I got this really beautiful celery from my CSA. Two heads of the most slender and beautiful celery you have ever seen. Unfortunately, as I have opined to Noah many (many) times, they really should sell celery by the individual stalk, because there is basically no recipe that uses a whole bunch of celery. Here are some recipes I have located in an attempt to use as much celery as I possibly can.
A celery and green pepper stir fry from, would you believe it, the woks of life.
A recipe from Hetty McKinnon in NYT cooking for celery stir fried with corn and pine nuts. Corn and pine nuts is a great combination that I was never fortunate enough to have until last year at thanksgiving. My friends who were in town without plans and I all got dumplings from the stores near us, and just steamed tons of dumplings. One of them was corn and pine nut. A truly wonderful combination. Anyway, I made this but I, like a fool, did not taste the pine nuts before I used them, and they were stale. Stale nuts really ruin a dish completely. This was mid, at best. Not sure that the celery would have added anything to this dish anyway. Corn and pine nuts are perfect on their own, perhaps with the addition of some peas, idk what the celery would do for them.
Some great advice from a friend on ig was just to freeze individual celery stalks and use them for stock. I thought this was genius, and it had never occurred to me. My freezer is a bit of a nightmare (I think I have too many dumplings….) but I will make room for the rest of the celery, frozen.
Here are some other things I’m doing with my CSA veg:
Lazy ratatouille, from Alexandra Cooks. Ratatouille was probably the first food I ever cooked. Not like, in terms of like “making food” but in terms of “cooking” food (one thing I’ve learned in Korean is that usually when you talk about home cooking you’d say “I made food” you wouldn’t often use the verb “to cook” to describe it. I don’t agree entirely with the distinction, but it is helpful in some ways. I had a Korean therapist once who was really into blood types, but we also had a long conversation about what “cooking” was versus “making food.” He wasn’t a great therapist. I later learned that this was because of the way the language differentiates between them, if you do it at home, more or less, it is “making” but if you’re a chef it’s “cooking.” I think it sort of makes sense to say that like, frying an egg or whatever is “making food” but making a fancy dish is cooking, but anyway…) I’d made a lot of food before, but I hadn’t done much in the way of cooking.
The first ratatouille recipe that I made I recall being incredibly complicated and time consuming, I would have sworn it was from Serious Eats, but I cannot find it on their website anymore. I made it a few summers in high school, I think. I have a large quantity of english eggplants, and also one big zucchini and some green bell peppers, so I think I’m going to make this, and just use (sue me) a can of pureed tomatoes. The recipe I remember had a puree of tomatoes and bell pepper. This will probably also be good? I’ll put it on the mini raviolis I bought from Caputo’s a few weeks back.

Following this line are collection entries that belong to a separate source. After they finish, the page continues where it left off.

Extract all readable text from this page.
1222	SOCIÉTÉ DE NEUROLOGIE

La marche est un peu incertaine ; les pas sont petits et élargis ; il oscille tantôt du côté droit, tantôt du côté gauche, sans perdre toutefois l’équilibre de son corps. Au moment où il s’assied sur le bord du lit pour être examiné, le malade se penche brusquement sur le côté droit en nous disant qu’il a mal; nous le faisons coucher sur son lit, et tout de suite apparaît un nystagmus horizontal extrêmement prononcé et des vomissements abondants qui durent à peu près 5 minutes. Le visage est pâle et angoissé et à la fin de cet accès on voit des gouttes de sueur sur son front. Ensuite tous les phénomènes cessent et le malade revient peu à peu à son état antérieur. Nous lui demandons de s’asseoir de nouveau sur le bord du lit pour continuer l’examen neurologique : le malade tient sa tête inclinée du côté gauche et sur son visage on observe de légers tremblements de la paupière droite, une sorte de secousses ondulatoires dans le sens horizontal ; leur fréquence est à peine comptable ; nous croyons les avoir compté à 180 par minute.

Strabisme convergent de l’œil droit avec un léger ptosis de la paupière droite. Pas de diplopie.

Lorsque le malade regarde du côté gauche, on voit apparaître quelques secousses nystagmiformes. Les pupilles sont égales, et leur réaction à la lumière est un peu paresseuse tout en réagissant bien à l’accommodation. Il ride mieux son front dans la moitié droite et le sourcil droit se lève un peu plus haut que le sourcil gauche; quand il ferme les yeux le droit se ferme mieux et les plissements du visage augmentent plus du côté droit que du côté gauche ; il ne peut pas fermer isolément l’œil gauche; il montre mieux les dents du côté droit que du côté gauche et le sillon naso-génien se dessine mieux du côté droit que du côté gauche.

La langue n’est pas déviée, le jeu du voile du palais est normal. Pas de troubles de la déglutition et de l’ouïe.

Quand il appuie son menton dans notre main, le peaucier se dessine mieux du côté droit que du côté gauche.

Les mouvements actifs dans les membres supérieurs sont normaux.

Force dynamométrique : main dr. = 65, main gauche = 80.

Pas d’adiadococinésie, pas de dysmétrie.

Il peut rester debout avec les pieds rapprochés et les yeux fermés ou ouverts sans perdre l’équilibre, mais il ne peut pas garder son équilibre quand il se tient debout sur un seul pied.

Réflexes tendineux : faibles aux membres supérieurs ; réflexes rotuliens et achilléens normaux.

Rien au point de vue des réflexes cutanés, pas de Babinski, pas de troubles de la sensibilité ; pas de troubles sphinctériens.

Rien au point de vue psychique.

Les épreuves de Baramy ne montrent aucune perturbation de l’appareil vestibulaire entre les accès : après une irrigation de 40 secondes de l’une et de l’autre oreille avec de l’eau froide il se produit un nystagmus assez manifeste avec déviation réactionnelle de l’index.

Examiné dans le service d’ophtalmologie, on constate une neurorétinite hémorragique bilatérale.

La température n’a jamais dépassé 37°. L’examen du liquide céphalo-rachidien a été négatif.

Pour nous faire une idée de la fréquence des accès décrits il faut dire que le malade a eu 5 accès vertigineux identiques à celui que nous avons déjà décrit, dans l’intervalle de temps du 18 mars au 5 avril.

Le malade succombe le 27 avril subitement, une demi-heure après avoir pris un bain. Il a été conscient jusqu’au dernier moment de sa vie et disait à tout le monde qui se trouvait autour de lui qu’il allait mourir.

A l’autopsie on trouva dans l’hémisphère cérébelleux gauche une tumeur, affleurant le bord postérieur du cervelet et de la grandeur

To make this one take: whatever stuff you have from your CSA that is ratatoille-able. In my case: one green bell pepper, one purple bell pepper, one onion, a half head of garlic, one enormous eggplant, one enourmous zucchini, and a 28 oz can of whole peeled tomatoes. I diced everything pretty small (about a quarter to half inch cube) and finely sliced the bell peppers. I tore the tomatoes apart with my hands because I thought that would be less messy than slicing them (it wasn’t), I poured the tomato puree over the top. Then I added a fair amount of salt, less than a tablespoon, more than a teaspoon, all the pepper that was left in the pepper mill, a nice quantity of olive oil, and a good bit of balsamic vinegar. Sorry I didn’t measure a thing. I cooked it at 400 for 45 minutes, tasted the sauce, and thought it was bland, so then I added some MSG. Then cooked for two more hours. I had this as pasta sauce on some mini raviolis, which used about half of it, I froze the rest. It was really good!
Zucchini corn stir fry from Just One Cookbook. A Japanese take on the classic summer ingredients. Miso and butter taste great together, and maybe you want a slightly different way of combining zucchini and corn.
I haven’t actually made this yet this summer, and who knows, perhaps I won’t, I’ve been feeling kind of off cooking lately, but I have made this galette probably once or twice a summer, christ, since the recipe was published in 2013? I remember making it the summer I lived up on 52nd street in Portland in 2013, where, because I had been too clinically depressed to find a real job, I was trying to grow seeds and buy as much stuff with my snap benefits as possible, so that I seemed like a worthwhile roommate. I only successfully grew zucchini though. Oops. Anyway, it’s kinda fussy, it’s a fair bit of work, and after you eat it you’re still kind of hungry because it is just like, mostly carbs, but it’s also really delicious. Like, I do actually really love this recipe. Maybe if I get baby tomatoes next week I’ll make it.
I also keep getting lettuce, but guess what: I ate all my lettuce this week, after not one, not two, but THREE weeks of just giving my lettuce to a friend because I couldn’t face it. Hey, that’s not creating food waste, it’s sharing. I’m a good person, actually.